The latest sitcom from Showtime is yet another incarnation of anti-white animus by blacks, this time in the form of a satire whose run of jokes appear to all revolve around awkward (liberal) whites (or, because it’s Hollywood, liberal Jews) constantly virtue signaling and always trying too hard to not appear ‘racist’. From a product page:
Jay Pharoah stars as Floyd Mooney, an African-American comedian whose star is on the rise. But the path to stardom is a minefield that Floyd must navigate to maintain his credibility while trying to become “white famous.”
‘White famous’ appears to be a pejorative term among blacks, designating a black comedian or other celebrity whose wealth and fame are the product of adoration by white middle America.
From an overall positive Salon review written by one Melanie McFarland, who by her picture appears mulatto:
Performers of color have long known that the place is far more libertine than truly liberal, and we see Floyd live that truth as he break through layer upon layer craziness in his quest for fame.
Floyd is a successful comic with a devoted black fanbase, and the series opens in the midst of his stand-up performance… Pointing out the lone white woman in the audience, he gets laughs by calling her to the stage and announcing she’s been adopted by the community. The room breaks into convivial laughter.

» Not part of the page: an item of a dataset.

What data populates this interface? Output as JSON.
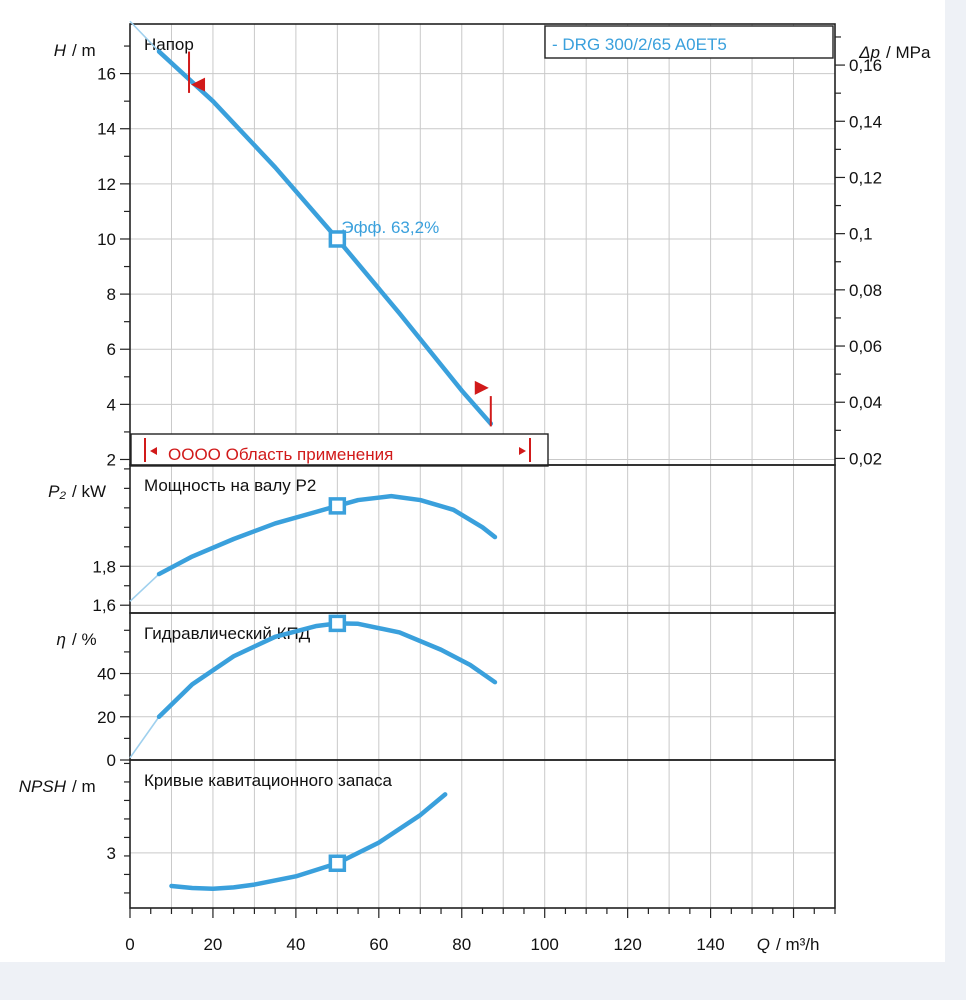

I can envision this scene playing out again later very differently, after Floyd’s brand has exploded and his audience’s racial makeup has shifted…
But what about all that misogyny which saturates the black male subculture?
“White Famous” has its flaws, particularly with regard to the pilot’s denigrating view of gender; in a key scene elements of femininity are used, literally, as a tools of emasculation. (Kapinos’ humor palette is overwhelmingly male-centric, as he proved in “Californication,” so this isn’t particularly shocking.) Even so, it’s a legitimately pointed examination of the perils of attaining mainstream fame, exposing the apprehensive churn people like Floyd are subjected on their way up the ladder. For Floyd, there’s the matter of being true to his brand while expanding his profile. His fans adore his down-to-Earth nature, but his idol wants to offer him a shot — contingent on a condition Floyd finds to be embarrassing.
McFarland quickly gets beyond this caveat, hoping to elevate the show towards its apparent (and socially never ending) black concern with Racism™, as well as ghetto ‘authenticity’ and its war against assimilation.
At just about every step Floyd is objectified and taken advantage of in ways he rarely seeing coming. Entitlement, cluelessness, bravura and simply craziness rule the world around him, and he’d be more than happy to opt out of the madness entirely.
But the series also suggests that our new age of rampant capitalism and branding the cautionary concept of “selling out,” while not entirely obsolete, may be antiquated. Floyd doesn’t believe that to be the case in his heart of hearts, and his best friend Ron Balls (Jacob Ming-Trent) co-signs that idea when he warns Malcolm to help Floyd stay true to the fans that brought him up. But Floyd also has a son to raise, Trevor (the adorable Lonnie Chavis) and a girlfriend to win back, Sadie (Cleopatra Coleman).
The show sounds absolutely unbearable.